NASA’s Low-Density Supersonic Decelerator (LDSD), a spacecraft that aims to facilitate the safe landing of future Mars missions, has earned a place in the the Popular Science magazine’s “Best Of What’s New” list.
The NASA project, also known as the “flying saucer”, won the award in the aerospace category.
“Landing safely on an alien planet requires drastic braking at hypersonic speeds. To practice techniques for slowing down, NASA’s Jet Propulsion Laboratory built the LDSD,” Popular Science said.
Current Mars landing techniques date back to NASA’s Viking mission, which put two landers on Mars in 1976. The mission’s parachute design has been in use ever since.
To conduct advanced exploration missions in the future, however, NASA must advance the technology to a new level of sophistication since Viking-style parachutes’ capabilities are limited.

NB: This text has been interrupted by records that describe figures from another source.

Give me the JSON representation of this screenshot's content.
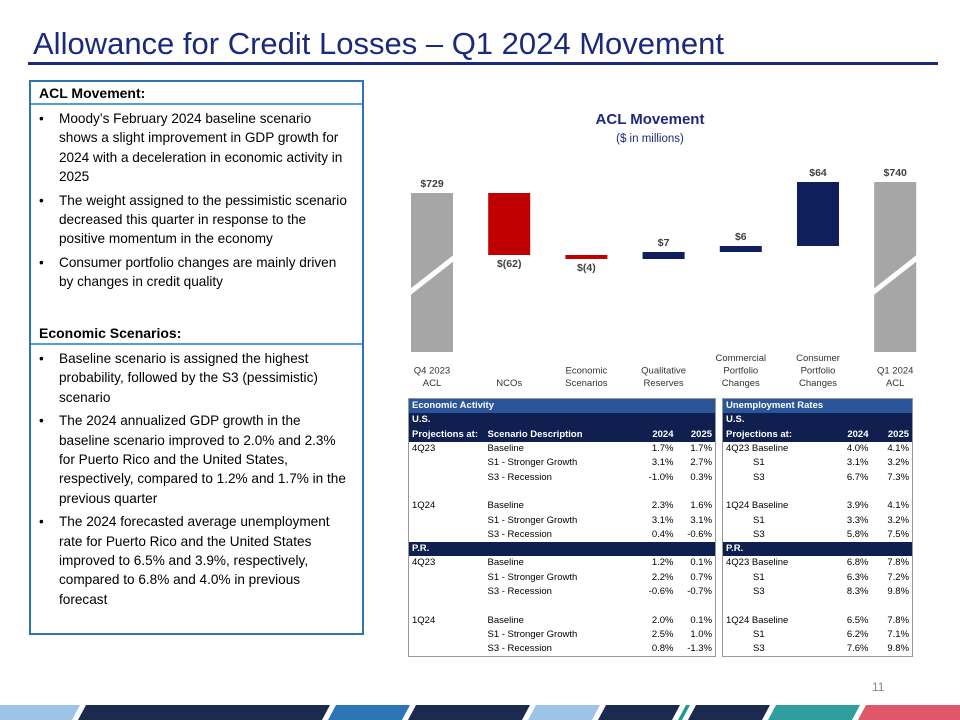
{
  "title": "Allowance for Credit Losses – Q1 2024 Movement",
  "summary": {
    "sections": [
      {
        "heading": "ACL Movement:",
        "bullets": [
          "Moody’s February 2024 baseline scenario shows a slight improvement in GDP growth for 2024 with a deceleration in economic activity in 2025",
          "The weight assigned to the pessimistic scenario decreased this quarter in response to the positive momentum in the economy",
          "Consumer portfolio changes are mainly driven by changes in credit quality"
        ]
      },
      {
        "heading": "Economic Scenarios:",
        "bullets": [
          "Baseline scenario is assigned the highest probability, followed by the S3 (pessimistic) scenario",
          "The 2024 annualized GDP growth in the baseline scenario improved to 2.0% and 2.3% for Puerto Rico and the United States, respectively, compared to 1.2% and 1.7% in the previous quarter",
          "The 2024 forecasted average unemployment rate for Puerto Rico and the United States improved to 6.5% and 3.9%, respectively, compared to 6.8% and 4.0% in previous forecast"
        ]
      }
    ]
  },
  "chart_data": {
    "type": "waterfall",
    "title": "ACL Movement",
    "subtitle": "($ in millions)",
    "categories": [
      [
        "Q4 2023",
        "ACL"
      ],
      [
        "NCOs"
      ],
      [
        "Economic",
        "Scenarios"
      ],
      [
        "Qualitative",
        "Reserves"
      ],
      [
        "Commercial",
        "Portfolio",
        "Changes"
      ],
      [
        "Consumer",
        "Portfolio",
        "Changes"
      ],
      [
        "Q1 2024",
        "ACL"
      ]
    ],
    "values": [
      729,
      -62,
      -4,
      7,
      6,
      64,
      740
    ],
    "value_labels": [
      "$729",
      "$(62)",
      "$(4)",
      "$7",
      "$6",
      "$64",
      "$740"
    ],
    "colors": {
      "total": "#a6a6a6",
      "increase": "#0e1f5b",
      "decrease": "#c00000"
    }
  },
  "tables": [
    {
      "title": "Economic Activity",
      "columns": [
        "Projections at:",
        "Scenario Description",
        "2024",
        "2025"
      ],
      "sections": [
        {
          "name": "U.S.",
          "groups": [
            {
              "period": "4Q23",
              "rows": [
                [
                  "Baseline",
                  "1.7%",
                  "1.7%"
                ],
                [
                  "S1 - Stronger Growth",
                  "3.1%",
                  "2.7%"
                ],
                [
                  "S3 - Recession",
                  "-1.0%",
                  "0.3%"
                ]
              ]
            },
            {
              "period": "1Q24",
              "rows": [
                [
                  "Baseline",
                  "2.3%",
                  "1.6%"
                ],
                [
                  "S1 - Stronger Growth",
                  "3.1%",
                  "3.1%"
                ],
                [
                  "S3 - Recession",
                  "0.4%",
                  "-0.6%"
                ]
              ]
            }
          ]
        },
        {
          "name": "P.R.",
          "groups": [
            {
              "period": "4Q23",
              "rows": [
                [
                  "Baseline",
                  "1.2%",
                  "0.1%"
                ],
                [
                  "S1 - Stronger Growth",
                  "2.2%",
                  "0.7%"
                ],
                [
                  "S3 - Recession",
                  "-0.6%",
                  "-0.7%"
                ]
              ]
            },
            {
              "period": "1Q24",
              "rows": [
                [
                  "Baseline",
                  "2.0%",
                  "0.1%"
                ],
                [
                  "S1 - Stronger Growth",
                  "2.5%",
                  "1.0%"
                ],
                [
                  "S3 - Recession",
                  "0.8%",
                  "-1.3%"
                ]
              ]
            }
          ]
        }
      ]
    },
    {
      "title": "Unemployment Rates",
      "columns": [
        "Projections at:",
        "2024",
        "2025"
      ],
      "sections": [
        {
          "name": "U.S.",
          "groups": [
            {
              "rows": [
                [
                  "4Q23 Baseline",
                  "4.0%",
                  "4.1%"
                ],
                [
                  "S1",
                  "3.1%",
                  "3.2%"
                ],
                [
                  "S3",
                  "6.7%",
                  "7.3%"
                ]
              ]
            },
            {
              "rows": [
                [
                  "1Q24 Baseline",
                  "3.9%",
                  "4.1%"
                ],
                [
                  "S1",
                  "3.3%",
                  "3.2%"
                ],
                [
                  "S3",
                  "5.8%",
                  "7.5%"
                ]
              ]
            }
          ]
        },
        {
          "name": "P.R.",
          "groups": [
            {
              "rows": [
                [
                  "4Q23 Baseline",
                  "6.8%",
                  "7.8%"
                ],
                [
                  "S1",
                  "6.3%",
                  "7.2%"
                ],
                [
                  "S3",
                  "8.3%",
                  "9.8%"
                ]
              ]
            },
            {
              "rows": [
                [
                  "1Q24 Baseline",
                  "6.5%",
                  "7.8%"
                ],
                [
                  "S1",
                  "6.2%",
                  "7.1%"
                ],
                [
                  "S3",
                  "7.6%",
                  "9.8%"
                ]
              ]
            }
          ]
        }
      ]
    }
  ],
  "page_number": "11"
}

The LDSD project successfully flew a rocket-powered, saucer-shaped test vehicle into near-space in late June from the US Navy’s Pacific Missile Range Facility in Kauai, Hawaii.
The goal of this experimental flight test, the first of three planned for the project, was to determine if the balloon-launched, rocket-powered, saucer-shaped design could reach the altitudes and airspeeds needed to test two new breakthrough technologies destined for future Mars missions.